About the author (from Wikipedia)
William Craig Berkson (August 30, 1939 – June 16, 2016) was an American poet, critic, and teacher who was active in the art and literary worlds from his early twenties on. In the 1960’s Berkson was an editorial associate at ARTnews, guest editor at the Museum of Modern Art, an associate producer of a program on art for public television, and taught literature and writing workshops at the New School for Social Research and Yale University. After moving to the San Francisco Bay Area in 1970, Berkson began editing and publishing a series of poetry books and magazines under the Big Sky imprint and taught regularly in the California Poets in the Schools program.
Berkson is the author of some twenty collections and pamphlets of poetry—including most recently Portrait and Dream: New & Selected Poems and Expect Delays, both from Coffee House Press. His poems have also appeared in many magazines and anthologies and have been translated into French, Russian, Hungarian, Dutch, Czechoslovakian, Romanian, Italian, German and Spanish. Les Parties du Corps, a selection of his poetry translated into French, appeared from Joca Seria, Nantes, in 2011. Other recent books are )What’s Your Idea of a Good Time?: Letters & Interviews 1977-1985 with Bernadette Mayer;BILL with drawings by Colter Jacobsen; Ted Berrigan with George Schneeman; Not an Exit with Léonie Guyer and Repeat After Me with John Zurier.
Beside the aforementioned collaborations, he executed extensive projects with visual artists Philip Guston, Alex Katz, Joe Brainard, Lynn O’Hare and Greg Irons, as well as with the poets Frank O’Hara, Larry Fagin, Ron Padgett, Anne Waldman and Bernadette Mayer.
In the mid-1980s, Berkson resumed writing art criticism on a regular basis, contributing monthly reviews and articles to Artforum from 1985 to 1991; he became a corresponding editor for Art in America in 1988 and contributing editor for artcritical.com and has also written frequently for such magazines as Aperture, Modern Painters, Art on Paper and others. In 1984, he began teaching art history and literature and organizing the public lectures program at the San Francisco Art Institute, where he also served as interim dean in 1990 and Director of Letters and Science from 1993 to 1998. He retired from SFAI in 2008 and later held the position of Professor Emeritus. During the same period, he was also on the visiting faculty of Naropa Institute, California College of Arts and Crafts and Mills College.

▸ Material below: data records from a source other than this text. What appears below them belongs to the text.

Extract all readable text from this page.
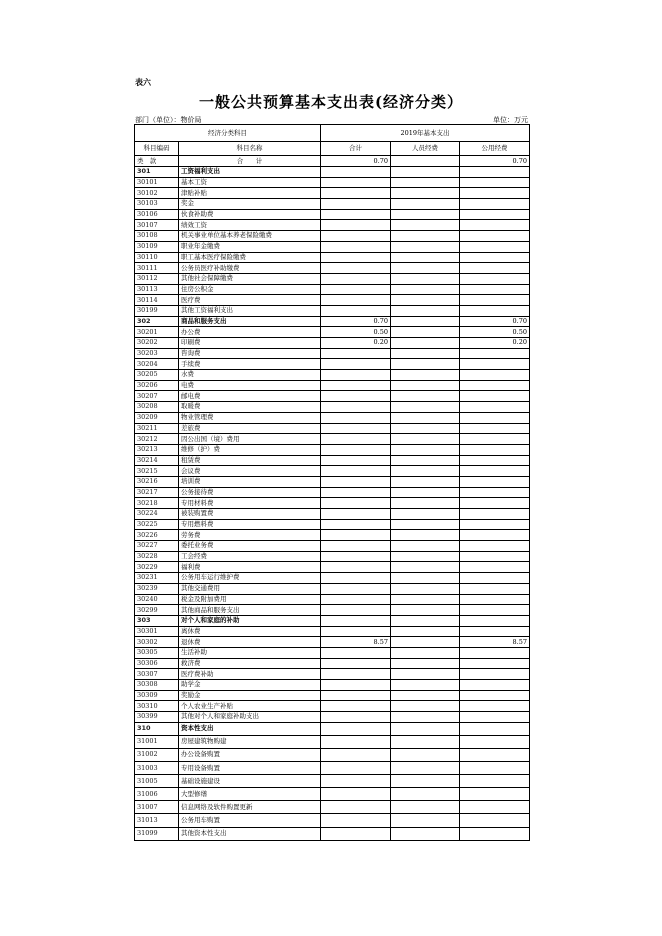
表六
一般公共预算基本支出表(经济分类）
部门（单位）：物价局	单位：万元
经济分类科目		2019年基本支出		
科目编码	科目名称	合计	人员经费	公用经费
类 款	合      计	0.70		0.70
301	工资福利支出			
30101	基本工资			
30102	津贴补贴			
30103	奖金			
30106	伙食补助费			
30107	绩效工资			
30108	机关事业单位基本养老保险缴费			
30109	职业年金缴费			
30110	职工基本医疗保险缴费			
30111	公务员医疗补助缴费			
30112	其他社会保障缴费			
30113	住房公积金			
30114	医疗费			
30199	其他工资福利支出			
302	商品和服务支出	0.70		0.70
30201	办公费	0.50		0.50
30202	印刷费	0.20		0.20
30203	咨询费			
30204	手续费			
30205	水费			
30206	电费			
30207	邮电费			
30208	取暖费			
30209	物业管理费			
30211	差旅费			
30212	因公出国（境）费用			
30213	维修（护）费			
30214	租赁费			
30215	会议费			
30216	培训费			
30217	公务接待费			
30218	专用材料费			
30224	被装购置费			
30225	专用燃料费			
30226	劳务费			
30227	委托业务费			
30228	工会经费			
30229	福利费			
30231	公务用车运行维护费			
30239	其他交通费用			
30240	税金及附加费用			
30299	其他商品和服务支出			
303	对个人和家庭的补助			
30301	离休费			
30302	退休费	8.57		8.57
30305	生活补助			
30306	救济费			
30307	医疗费补助			
30308	助学金			
30309	奖励金			
30310	个人农业生产补贴			
30399	其他对个人和家庭补助支出			
310	资本性支出			
31001	房屋建筑物购建			
31002	办公设备购置			
31003	专用设备购置			
31005	基础设施建设			
31006	大型修缮			
31007	信息网络及软件购置更新			
31013	公务用车购置			
31099	其他资本性支出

Berkson continued until the end of his life to lecture widely in colleges and universities. He published three collections of art criticism, to date, the last being For the Ordinary Artist: Short Reviews, Occasional Pieces & More.
As a sometime curator, he organized or co-curated such exhibitions as Ronald Bladen: Early and Late (SFMoMA), Albert York (Mills College), Why Painting I & II (Susan Cummins Gallery), Homage to George Herriman (Campbell-Thiebaud Gallery), Facing Eden: 100 years of Northern California Landscape Art (M.H. de Young Museum), George Schneeman (CUE Foundation), Gordon Cook: Out There (Nelson Gallery, University of California, Davis), George Schneeman in Italy (Instituto di Cultura Italiano, San Francisco), and, with Ron Padgett, A Painter and His Poets: The Art of George Schneeman (Poets House, New York).